God knew at the pinnacle of creation there was a need for a being – one with a soul. This created being, God called man. He commanded man to subdue and have dominion of the earth. And in light of eternity, God also knew that a woman was essential for man. Another soul God fashioned with the purpose to serve alongside man as a companion. He formed a woman out of man’s flesh to become his helper, signifying that a relationship was meant to be a team effort (Genesis 2:18).
But most of the time, we often place pressure on our loved ones to maintain a consistent level of stability and meeting our needs, instead of focusing on a team effort to deepen our relationship. This expectation immediately follows the fantasies in our minds where we constructed “ideal man” or “ideal woman.” Without realizing it, we have created a box that our husband/wife/boyfriend/girlfriend has to fit into flawlessly. He/she has to like working out, be adventurous, love the Lord, be sensitive to others, surprise us with sweet dates/presents, show affection, like the same movies and music as us, and on and on the list goes until we have generated a fake person. In our minds, the qualities of a man or woman become toppings at an ice-cream bar. We pick and choose what we like, and never include anything we don’t prefer. We simply want a perfect human to love us in order to avoid our worlds being disrupted by compromise and the inevitable friction that comes with living alongside another sinful human.

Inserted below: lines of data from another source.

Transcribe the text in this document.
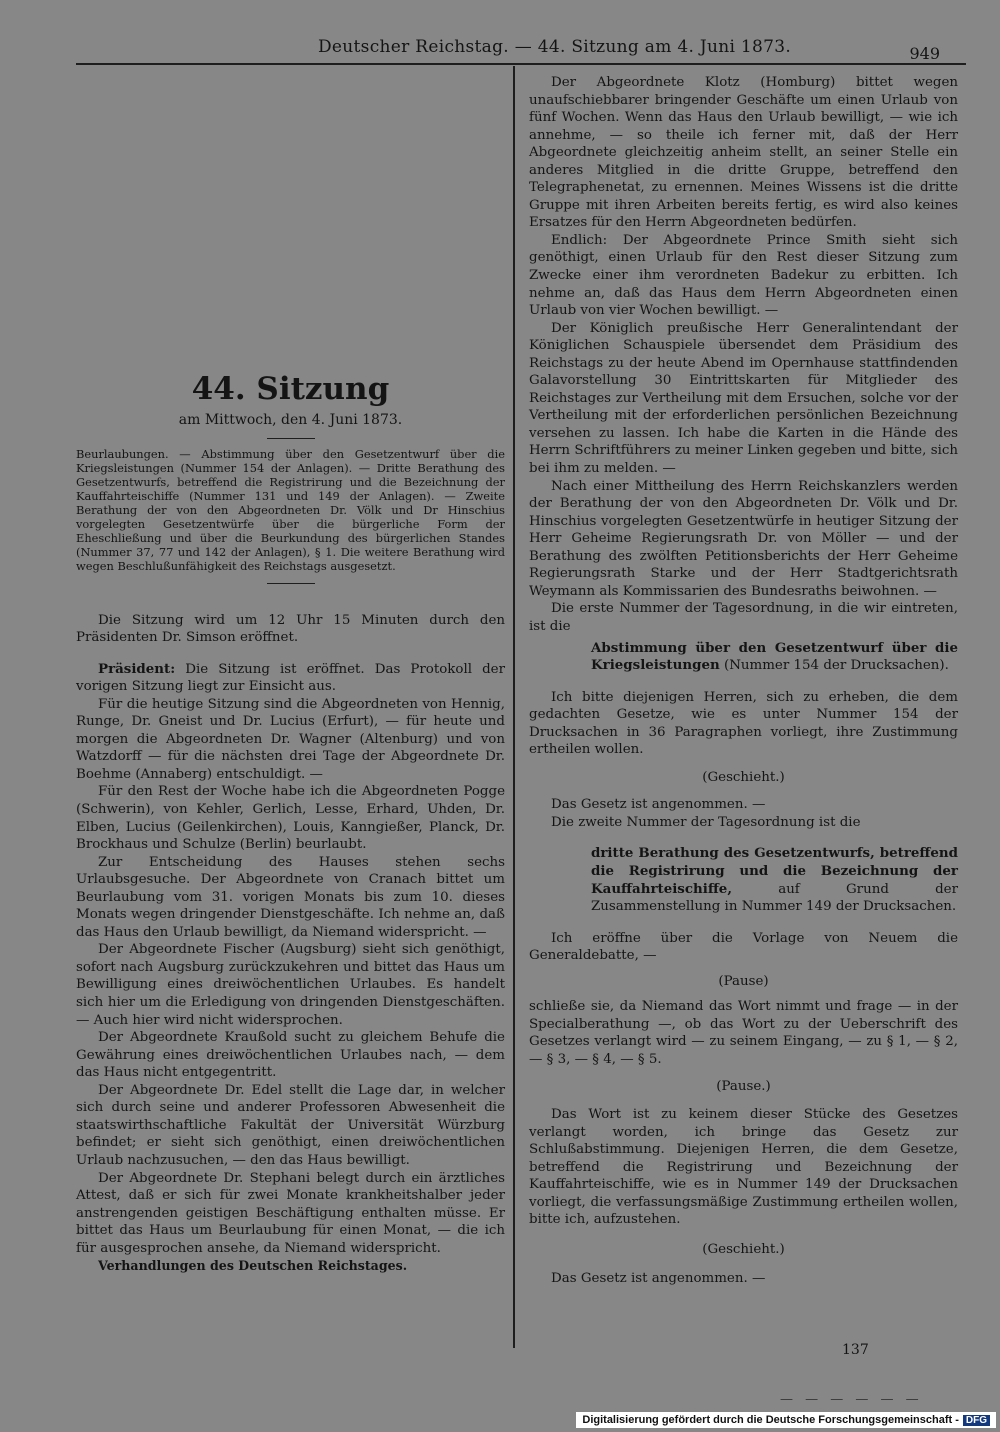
Deutscher Reichstag. — 44. Sitzung am 4. Juni 1873.	949

44. Sitzung

am Mittwoch, den 4. Juni 1873.

Beurlaubungen. — Abstimmung über den Gesetzentwurf über die Kriegsleistungen (Nummer 154 der Anlagen). — Dritte Berathung des Gesetzentwurfs, betreffend die Registrirung und die Bezeichnung der Kauffahrteischiffe (Nummer 131 und 149 der Anlagen). — Zweite Berathung der von den Abgeordneten Dr. Völk und Dr Hinschius vorgelegten Gesetzentwürfe über die bürgerliche Form der Eheschließung und über die Beurkundung des bürgerlichen Standes (Nummer 37, 77 und 142 der Anlagen), § 1. Die weitere Berathung wird wegen Beschlußunfähigkeit des Reichstags ausgesetzt.

Die Sitzung wird um 12 Uhr 15 Minuten durch den Präsidenten Dr. Simson eröffnet.

Präsident: Die Sitzung ist eröffnet. Das Protokoll der vorigen Sitzung liegt zur Einsicht aus.

Für die heutige Sitzung sind die Abgeordneten von Hennig, Runge, Dr. Gneist und Dr. Lucius (Erfurt), — für heute und morgen die Abgeordneten Dr. Wagner (Altenburg) und von Watzdorff — für die nächsten drei Tage der Abgeordnete Dr. Boehme (Annaberg) entschuldigt. —

Für den Rest der Woche habe ich die Abgeordneten Pogge (Schwerin), von Kehler, Gerlich, Lesse, Erhard, Uhden, Dr. Elben, Lucius (Geilenkirchen), Louis, Kanngießer, Planck, Dr. Brockhaus und Schulze (Berlin) beurlaubt.

Zur Entscheidung des Hauses stehen sechs Urlaubsgesuche. Der Abgeordnete von Cranach bittet um Beurlaubung vom 31. vorigen Monats bis zum 10. dieses Monats wegen dringender Dienstgeschäfte. Ich nehme an, daß das Haus den Urlaub bewilligt, da Niemand widerspricht. —

Der Abgeordnete Fischer (Augsburg) sieht sich genöthigt, sofort nach Augsburg zurückzukehren und bittet das Haus um Bewilligung eines dreiwöchentlichen Urlaubes. Es handelt sich hier um die Erledigung von dringenden Dienstgeschäften. — Auch hier wird nicht widersprochen.

Der Abgeordnete Kraußold sucht zu gleichem Behufe die Gewährung eines dreiwöchentlichen Urlaubes nach, — dem das Haus nicht entgegentritt.

Der Abgeordnete Dr. Edel stellt die Lage dar, in welcher sich durch seine und anderer Professoren Abwesenheit die staatswirthschaftliche Fakultät der Universität Würzburg befindet; er sieht sich genöthigt, einen dreiwöchentlichen Urlaub nachzusuchen, — den das Haus bewilligt.

Der Abgeordnete Dr. Stephani belegt durch ein ärztliches Attest, daß er sich für zwei Monate krankheitshalber jeder anstrengenden geistigen Beschäftigung enthalten müsse. Er bittet das Haus um Beurlaubung für einen Monat, — die ich für ausgesprochen ansehe, da Niemand widerspricht.

Verhandlungen des Deutschen Reichstages.

Der Abgeordnete Klotz (Homburg) bittet wegen unaufschiebbarer bringender Geschäfte um einen Urlaub von fünf Wochen. Wenn das Haus den Urlaub bewilligt, — wie ich annehme, — so theile ich ferner mit, daß der Herr Abgeordnete gleichzeitig anheim stellt, an seiner Stelle ein anderes Mitglied in die dritte Gruppe, betreffend den Telegraphenetat, zu ernennen. Meines Wissens ist die dritte Gruppe mit ihren Arbeiten bereits fertig, es wird also keines Ersatzes für den Herrn Abgeordneten bedürfen.

Endlich: Der Abgeordnete Prince Smith sieht sich genöthigt, einen Urlaub für den Rest dieser Sitzung zum Zwecke einer ihm verordneten Badekur zu erbitten. Ich nehme an, daß das Haus dem Herrn Abgeordneten einen Urlaub von vier Wochen bewilligt. —

Der Königlich preußische Herr Generalintendant der Königlichen Schauspiele übersendet dem Präsidium des Reichstags zu der heute Abend im Opernhause stattfindenden Galavorstellung 30 Eintrittskarten für Mitglieder des Reichstages zur Vertheilung mit dem Ersuchen, solche vor der Vertheilung mit der erforderlichen persönlichen Bezeichnung versehen zu lassen. Ich habe die Karten in die Hände des Herrn Schriftführers zu meiner Linken gegeben und bitte, sich bei ihm zu melden. —

Nach einer Mittheilung des Herrn Reichskanzlers werden der Berathung der von den Abgeordneten Dr. Völk und Dr. Hinschius vorgelegten Gesetzentwürfe in heutiger Sitzung der Herr Geheime Regierungsrath Dr. von Möller — und der Berathung des zwölften Petitionsberichts der Herr Geheime Regierungsrath Starke und der Herr Stadtgerichtsrath Weymann als Kommissarien des Bundesraths beiwohnen. —

Die erste Nummer der Tagesordnung, in die wir eintreten, ist die

Abstimmung über den Gesetzentwurf über die Kriegsleistungen (Nummer 154 der Drucksachen).

Ich bitte diejenigen Herren, sich zu erheben, die dem gedachten Gesetze, wie es unter Nummer 154 der Drucksachen in 36 Paragraphen vorliegt, ihre Zustimmung ertheilen wollen.

(Geschieht.)

Das Gesetz ist angenommen. —

Die zweite Nummer der Tagesordnung ist die

dritte Berathung des Gesetzentwurfs, betreffend die Registrirung und die Bezeichnung der Kauffahrteischiffe, auf Grund der Zusammenstellung in Nummer 149 der Drucksachen.

Ich eröffne über die Vorlage von Neuem die Generaldebatte, —

(Pause)

schließe sie, da Niemand das Wort nimmt und frage — in der Specialberathung —, ob das Wort zu der Ueberschrift des Gesetzes verlangt wird — zu seinem Eingang, — zu § 1, — § 2, — § 3, — § 4, — § 5.

(Pause.)

Das Wort ist zu keinem dieser Stücke des Gesetzes verlangt worden, ich bringe das Gesetz zur Schlußabstimmung. Diejenigen Herren, die dem Gesetze, betreffend die Registrirung und Bezeichnung der Kauffahrteischiffe, wie es in Nummer 149 der Drucksachen vorliegt, die verfassungsmäßige Zustimmung ertheilen wollen, bitte ich, aufzustehen.

(Geschieht.)

Das Gesetz ist angenommen. —

137
— — — — — —
Digitalisierung gefördert durch die Deutsche Forschungsgemeinschaft - DFG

THIS PERFECT MAN/WOMAN DOES NOT EXIST. It’s almost as if we want a version of our best self, but in the opposite gender. Do you know why we create this impossible checklist? Because we don’t want any tension. We want our way. This endless list of qualities leaves no room for us to seek sanctification in our own lives. We should strive to cultivate godly qualities for our own lives and evaluate the areas where we are weighed down by guilt and shame. You will never find contentment in your relationship if you only rely on the other person to focus on their walk with the Lord and constantly seek improvement, rather than seeing both of your unique roles in serving alongside each other.
There is a difference between setting standards and setting impossible standards – bear with me.
As a Christian, you should desire a spouse that follows Christ and strives to pursue Christ daily. This does not mean your spouse always has wisdom to impart in every situation, has reached their spiritual peak, and rarely says anything offensive. Rather, when you and your spouse admit to failures, there is an awareness of a continual dependency on the Lord. At any stage of life, the person you fall in love with will still not have it all together. But I can guarantee that if you are both following and trusting the Lord with your life, the Holy Spirit will mold each of you into the character of God and you will learn to love each other more completely and generously.
God knows who you are meant to be with, what you are meant to do, and where you will thrive. I truly believe He works in whimsical, out-of-nowhere ways to lead us to where we are meant to be. It is all about being pointed back to Christ, and if God accomplishes that through providing you a spouse, you can trust that person will sharpen you, encourage you, and challenge you to fully pursue Christ.
“Put on then, as God’s chosen ones, holy and beloved, compassionate hearts, kindness, humility, meekness, and patience, bearing with one another and, if one has a complaint against another, forgiving each other, as the Lord has forgiven you, so you also must forgive. And above all these put on love, which binds everything together in perfect harmony.”